É necessária uma primeira observação óbvia: o Fundo Garantidor de Crédito (FGC) não pode nem deve substituir a autoridade monetária e fiscalizadora, o Banco Central. O sistema brasileiro de seguro de proteção ao crédito bancário pode ser definido pelas seguintes características, plenamente autoexplicativas, quais sejam: proteção explícita e cobertura limitada até R$ 70 mil por cliente/CPF, adesão compulsória, origens dos recursos arrecadados ex-ante e utilização exclusiva de recursos privados das instituições financeiras, com gestão igualmente privada. Não é dinheiro do público poupador, mesmo que os custos sejam suportados pelo consumidor final, como acontece em qualquer economia moderna.
No entanto, o FGC não pode ser mais um "longa manus" do Banco Central nem um prestamista de última instância. O Banco Central está impedido pela Lei de Responsabilidade Fiscal de qualquer auxílio financeiro com recursos públicos. Como diz a lei, não pode socorrer instituições do Sistema Financeiro Nacional, "ainda que mediante a concessão de empréstimos de recuperação ou financiamentos para mudança de controle acionário", mesmo que possa "conceder às instituições financeiras operações de redesconto e de empréstimos de prazo inferior a trezentos e sessenta dias".

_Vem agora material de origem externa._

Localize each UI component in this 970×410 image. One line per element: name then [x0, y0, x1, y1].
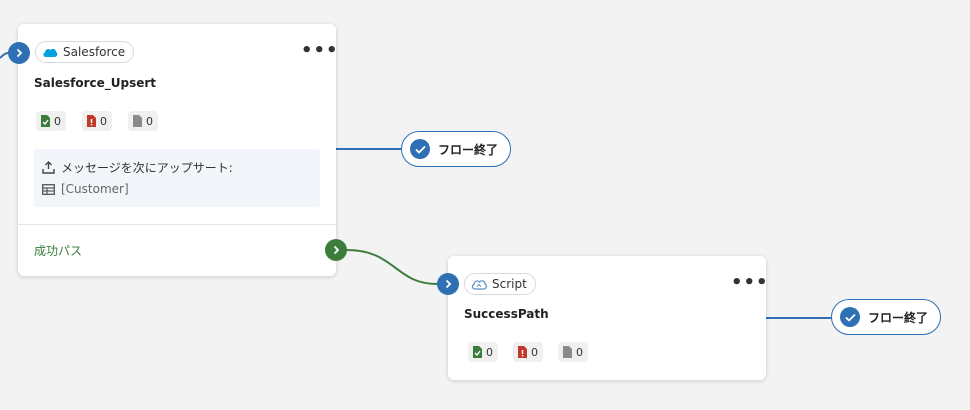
- connector-badge: Salesforce: [35, 41, 135, 63]
- success-doc-icon: [473, 346, 482, 358]
- salesforce-upsert-node[interactable]: Salesforce ••• Salesforce_Upsert 0 0 0 メ…: [18, 24, 339, 276]
- connector-badge: Script: [464, 273, 536, 295]
- connector-label: Script: [492, 277, 527, 291]
- flow-end-1[interactable]: フロー終了: [401, 131, 512, 167]
- message-info-box: メッセージを次にアップサート: [Customer]: [34, 149, 320, 207]
- check-circle-icon: [840, 307, 860, 327]
- node2-input-port[interactable]: [437, 273, 459, 295]
- success-doc-icon: [41, 115, 50, 127]
- document-icon: [133, 115, 142, 127]
- chevron-right-icon: [333, 245, 340, 255]
- target-row: [Customer]: [42, 182, 129, 196]
- connector-label: Salesforce: [63, 45, 126, 59]
- error-count: 0: [513, 342, 543, 362]
- total-count: 0: [128, 111, 158, 131]
- upload-icon: [42, 161, 55, 174]
- node-title: Salesforce_Upsert: [34, 76, 157, 90]
- success-count: 0: [468, 342, 498, 362]
- node-menu-button[interactable]: •••: [301, 42, 339, 60]
- salesforce-cloud-icon: [43, 48, 58, 57]
- success-output-port[interactable]: [325, 239, 347, 261]
- chevron-right-icon: [445, 279, 452, 289]
- card-divider: [18, 224, 336, 225]
- success-path-label[interactable]: 成功パス: [34, 242, 82, 259]
- success-count: 0: [36, 111, 66, 131]
- node1-input-port[interactable]: [8, 42, 30, 64]
- script-icon: [471, 280, 487, 290]
- chevron-right-icon: [16, 48, 23, 58]
- error-count: 0: [82, 111, 112, 131]
- script-success-node[interactable]: Script ••• SuccessPath 0 0 0: [448, 256, 769, 380]
- check-circle-icon: [410, 139, 430, 159]
- error-doc-icon: [87, 115, 96, 127]
- total-count: 0: [558, 342, 588, 362]
- error-doc-icon: [518, 346, 527, 358]
- flow-end-2[interactable]: フロー終了: [831, 299, 942, 335]
- success-wire: [346, 249, 438, 285]
- upsert-label: メッセージを次にアップサート:: [61, 161, 233, 175]
- document-icon: [563, 346, 572, 358]
- table-icon: [42, 183, 55, 195]
- flow-end-label: フロー終了: [868, 310, 929, 325]
- node-menu-button[interactable]: •••: [731, 274, 769, 292]
- target-object: [Customer]: [61, 182, 129, 196]
- incoming-wire: [0, 52, 9, 59]
- flow-end-label: フロー終了: [438, 142, 499, 157]
- upsert-row: メッセージを次にアップサート:: [42, 159, 233, 176]
- node-title: SuccessPath: [464, 307, 549, 321]
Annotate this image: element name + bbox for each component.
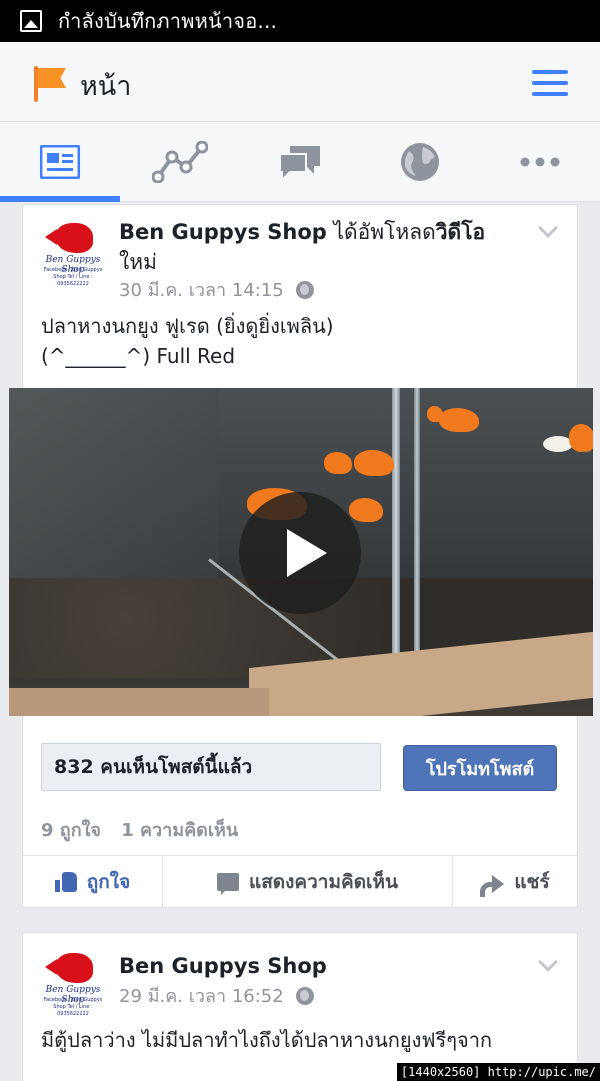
promote-post-button[interactable]: โปรโมทโพสต์ bbox=[403, 745, 557, 791]
insights-graph-icon bbox=[152, 141, 208, 183]
tab-messages[interactable] bbox=[240, 122, 360, 202]
tab-news-feed[interactable] bbox=[0, 122, 120, 202]
post-meta: 29 มี.ค. เวลา 16:52 bbox=[119, 981, 314, 1010]
globe-privacy-icon bbox=[295, 986, 314, 1005]
post-header-text: Ben Guppys Shop bbox=[119, 951, 327, 981]
post-text: ปลาหางนกยูง ฟูเรด (ยิ่งดูยิ่งเพลิน) (^__… bbox=[41, 314, 334, 368]
more-dots-icon bbox=[520, 157, 560, 167]
status-text: กำลังบันทึกภาพหน้าจอ... bbox=[58, 9, 278, 33]
comment-icon bbox=[216, 872, 239, 895]
app-header: หน้า bbox=[0, 42, 600, 122]
like-button[interactable]: ถูกใจ bbox=[23, 856, 163, 907]
post-meta: 30 มี.ค. เวลา 14:15 bbox=[119, 275, 314, 304]
tab-bar bbox=[0, 122, 600, 202]
fish-logo-icon bbox=[45, 223, 93, 253]
watermark: [1440x2560] http://upic.me/ bbox=[396, 1063, 600, 1081]
flag-icon bbox=[34, 66, 68, 102]
messages-icon bbox=[279, 146, 320, 182]
news-feed-icon bbox=[40, 145, 80, 179]
tab-more[interactable] bbox=[480, 122, 600, 202]
globe-notifications-icon bbox=[401, 143, 439, 181]
like-count[interactable]: 9 ถูกใจ bbox=[41, 820, 101, 841]
fish-logo-icon bbox=[45, 953, 93, 983]
video-link[interactable]: วิดีโอ bbox=[436, 220, 485, 244]
post-timestamp[interactable]: 29 มี.ค. เวลา 16:52 bbox=[119, 981, 284, 1010]
tab-insights[interactable] bbox=[120, 122, 240, 202]
status-bar: กำลังบันทึกภาพหน้าจอ... bbox=[0, 0, 600, 42]
post-actions: ถูกใจ แสดงความคิดเห็น แชร์ bbox=[23, 855, 577, 907]
comment-button[interactable]: แสดงความคิดเห็น bbox=[163, 856, 453, 907]
play-button[interactable] bbox=[239, 492, 361, 614]
share-arrow-icon bbox=[480, 872, 505, 897]
comment-count[interactable]: 1 ความคิดเห็น bbox=[121, 820, 238, 841]
page-title: หน้า bbox=[80, 71, 132, 102]
post-counts: 9 ถูกใจ 1 ความคิดเห็น bbox=[41, 815, 252, 844]
page-avatar[interactable]: Ben Guppys Shop Facebook : Ben Guppys Sh… bbox=[41, 951, 105, 1017]
hamburger-menu-icon[interactable] bbox=[532, 70, 568, 96]
screenshot-icon bbox=[20, 10, 42, 32]
chevron-down-icon[interactable] bbox=[538, 218, 558, 238]
tab-notifications[interactable] bbox=[360, 122, 480, 202]
globe-privacy-icon bbox=[295, 280, 314, 299]
post-card: Ben Guppys Shop Facebook : Ben Guppys Sh… bbox=[22, 932, 578, 1081]
chevron-down-icon[interactable] bbox=[538, 952, 558, 972]
post-header-text: Ben Guppys Shop ได้อัพโหลดวิดีโอ ใหม่ bbox=[119, 220, 486, 274]
post-timestamp[interactable]: 30 มี.ค. เวลา 14:15 bbox=[119, 275, 284, 304]
post-card: Ben Guppys Shop Facebook : Ben Guppys Sh… bbox=[9, 204, 593, 908]
page-avatar[interactable]: Ben Guppys Shop Facebook : Ben Guppys Sh… bbox=[41, 221, 105, 287]
page-name-link[interactable]: Ben Guppys Shop bbox=[119, 220, 327, 244]
share-button[interactable]: แชร์ bbox=[453, 856, 577, 907]
page-name-link[interactable]: Ben Guppys Shop bbox=[119, 954, 327, 978]
video-player[interactable] bbox=[9, 388, 593, 716]
post-reach[interactable]: 832 คนเห็นโพสต์นี้แล้ว bbox=[41, 743, 381, 791]
post-text: มีตู้ปลาว่าง ไม่มีปลาทำไงถึงได้ปลาหางนกย… bbox=[41, 1028, 493, 1052]
thumbs-up-icon bbox=[54, 871, 77, 892]
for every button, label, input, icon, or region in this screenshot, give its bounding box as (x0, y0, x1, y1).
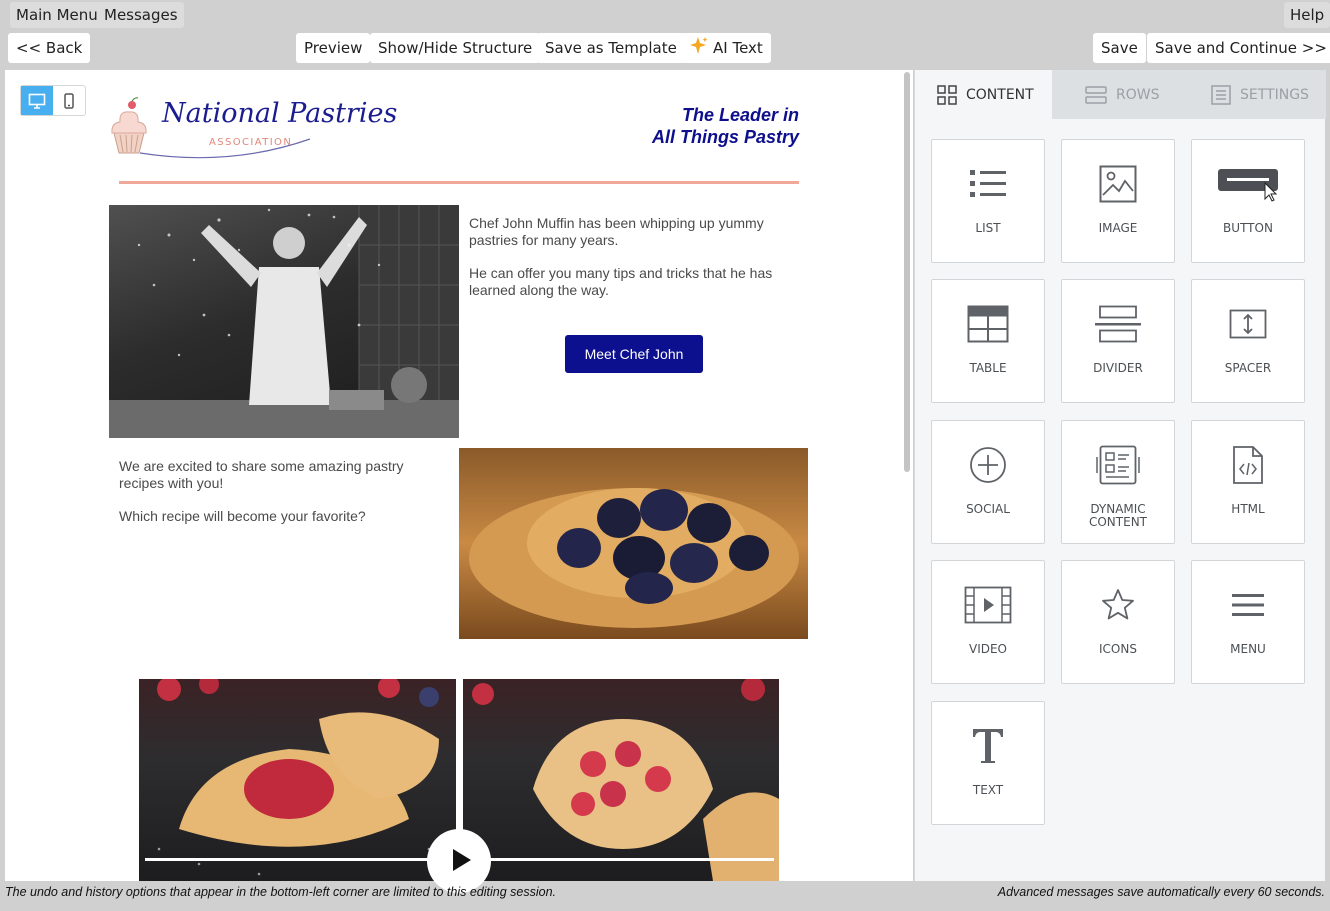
blueberry-pastry-image (469, 488, 799, 628)
menu-icon (1232, 594, 1264, 616)
status-left: The undo and history options that appear… (5, 885, 557, 899)
tab-rows-label: ROWS (1116, 86, 1160, 103)
save-and-continue-button[interactable]: Save and Continue >> (1147, 33, 1330, 63)
spacer-icon (1229, 309, 1267, 339)
chef-intro-paragraph-2: He can offer you many tips and tricks th… (469, 265, 773, 298)
status-right: Advanced messages save automatically eve… (997, 885, 1325, 899)
tile-button[interactable]: BUTTON (1191, 139, 1305, 263)
tile-list-label: LIST (975, 221, 1001, 235)
tile-table[interactable]: TABLE (931, 279, 1045, 403)
recipes-intro-text[interactable]: We are excited to share some amazing pas… (119, 458, 439, 541)
raspberry-pastry-image-right (472, 679, 779, 881)
tile-text[interactable]: TEXT (931, 701, 1045, 825)
tile-divider-label: DIVIDER (1093, 361, 1143, 375)
messages-button[interactable]: Messages (98, 2, 184, 28)
tile-spacer[interactable]: SPACER (1191, 279, 1305, 403)
tile-menu-label: MENU (1230, 642, 1266, 656)
video-thumbnail-right[interactable] (463, 679, 779, 881)
rows-icon (1085, 85, 1107, 104)
tile-spacer-label: SPACER (1224, 361, 1272, 375)
meet-chef-john-button[interactable]: Meet Chef John (565, 335, 703, 373)
help-button[interactable]: Help (1284, 2, 1330, 28)
back-button[interactable]: << Back (8, 33, 91, 63)
desktop-icon (28, 93, 46, 109)
social-plus-icon (970, 447, 1006, 483)
tile-button-label: BUTTON (1223, 221, 1273, 235)
mobile-icon (64, 92, 74, 109)
blueberry-pastry-photo[interactable] (459, 448, 808, 639)
star-icon (1102, 589, 1134, 620)
tile-image[interactable]: IMAGE (1061, 139, 1175, 263)
chef-image (109, 205, 459, 438)
logo-text: National Pastries (162, 98, 398, 129)
play-button[interactable] (427, 829, 491, 893)
settings-doc-icon (1211, 84, 1231, 105)
tile-table-label: TABLE (969, 361, 1007, 375)
button-icon (1218, 169, 1278, 202)
sparkle-icon (690, 37, 708, 54)
text-icon (973, 729, 1003, 763)
dynamic-content-icon (1096, 445, 1140, 485)
raspberry-pastry-image-left (157, 679, 439, 876)
ai-text-label: AI Text (713, 39, 763, 57)
show-hide-structure-button[interactable]: Show/Hide Structure (370, 33, 541, 63)
image-icon (1099, 165, 1137, 203)
tile-social[interactable]: SOCIAL (931, 420, 1045, 544)
tile-video-label: VIDEO (968, 642, 1007, 656)
video-thumbnail-left[interactable] (139, 679, 456, 881)
device-toggle[interactable] (20, 85, 86, 116)
video-icon (964, 586, 1012, 624)
chef-intro-paragraph-1: Chef John Muffin has been whipping up yu… (469, 215, 764, 248)
logo-subtext: ASSOCIATION (209, 137, 293, 148)
header-divider (119, 181, 799, 184)
tab-settings-label: SETTINGS (1240, 86, 1309, 103)
desktop-view-button[interactable] (21, 86, 53, 115)
html-file-icon (1233, 446, 1263, 484)
tile-image-label: IMAGE (1098, 221, 1138, 235)
headline[interactable]: The Leader in All Things Pastry (652, 104, 799, 148)
tile-video[interactable]: VIDEO (931, 560, 1045, 684)
chef-intro-text[interactable]: Chef John Muffin has been whipping up yu… (469, 215, 789, 315)
headline-line-1: The Leader in (681, 105, 799, 125)
tile-list[interactable]: LIST (931, 139, 1045, 263)
tile-icons[interactable]: ICONS (1061, 560, 1175, 684)
tile-icons-label: ICONS (1099, 642, 1137, 656)
tile-text-label: TEXT (972, 783, 1004, 797)
list-icon (970, 170, 1006, 197)
recipes-paragraph-2: Which recipe will become your favorite? (119, 508, 366, 524)
play-icon (453, 849, 471, 871)
canvas-scrollbar[interactable] (904, 72, 910, 472)
tile-divider[interactable]: DIVIDER (1061, 279, 1175, 403)
tab-settings[interactable]: SETTINGS (1189, 70, 1326, 119)
chef-photo[interactable] (109, 205, 459, 438)
save-button[interactable]: Save (1093, 33, 1146, 63)
content-panel: CONTENT ROWS SETTINGS LIST IMAGE BUTTON … (914, 70, 1326, 881)
tab-content-label: CONTENT (966, 86, 1034, 103)
tile-social-label: SOCIAL (966, 502, 1010, 516)
recipes-paragraph-1: We are excited to share some amazing pas… (119, 458, 404, 491)
tile-html-label: HTML (1231, 502, 1265, 516)
save-as-template-button[interactable]: Save as Template (537, 33, 685, 63)
grid-icon (937, 84, 957, 105)
tab-rows[interactable]: ROWS (1052, 70, 1189, 119)
tile-html[interactable]: HTML (1191, 420, 1305, 544)
tile-menu[interactable]: MENU (1191, 560, 1305, 684)
main-menu-button[interactable]: Main Menu (10, 2, 104, 28)
tile-dynamic-content-label: DYNAMIC CONTENT (1088, 502, 1148, 529)
tab-content[interactable]: CONTENT (915, 70, 1052, 119)
divider-icon (1095, 305, 1141, 343)
ai-text-button[interactable]: AI Text (681, 33, 771, 63)
preview-button[interactable]: Preview (296, 33, 371, 63)
table-icon (967, 305, 1009, 343)
mobile-view-button[interactable] (53, 86, 85, 115)
tile-dynamic-content[interactable]: DYNAMIC CONTENT (1061, 420, 1175, 544)
headline-line-2: All Things Pastry (651, 127, 799, 147)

É fácil e cômodo usar o FGC e seus recursos para buscar uma solução de mercado para qualquer banco insolvente (e agora, nomeando o FGC como administrador temporário do Cruzeiro do Sul), mas extremamente perigoso, como forma de incentivo aos demais agentes econômicos.
Conhecido na literatura como risco moral, é a situação onde os custos não são arcados por quem agiu, mas por toda a sociedade. A relação é desequilibrada e nociva, já que, inversamente, aquele que age obtém os ganhos em proveito próprio, mas o prejuízo é socializado, incentivando o problema do risco desmedido ou do risco irresponsável.
O conceito de risco moral é o da "rede de proteção", segundo o qual sempre haverá mecanismos para resgatar o agente que incorreu em tamanhos riscos (valendo a máxima de que, se o salvamento é automático e independe do risco, maior será a vontade de arriscar-se).
Se o FGC assumisse a insuficiência patrimonial do banco Cruzeiro do Sul, repassando a instituição a terceiros (como o BTG, conforme amplamente divulgado pela imprensa), teríamos a esdrúxula situação de socializar, por meio do FGC, os prejuízos, mas não os lucros, num exemplo bem acabado de risco moral.
Não há mais espaço nas instituições democráticas brasileiras para comportamentos institucionais como esses. Nada mais urgente do que redefinir o papel do BC (e por conseguinte, do FGC) no Sistema Financeiro Nacional.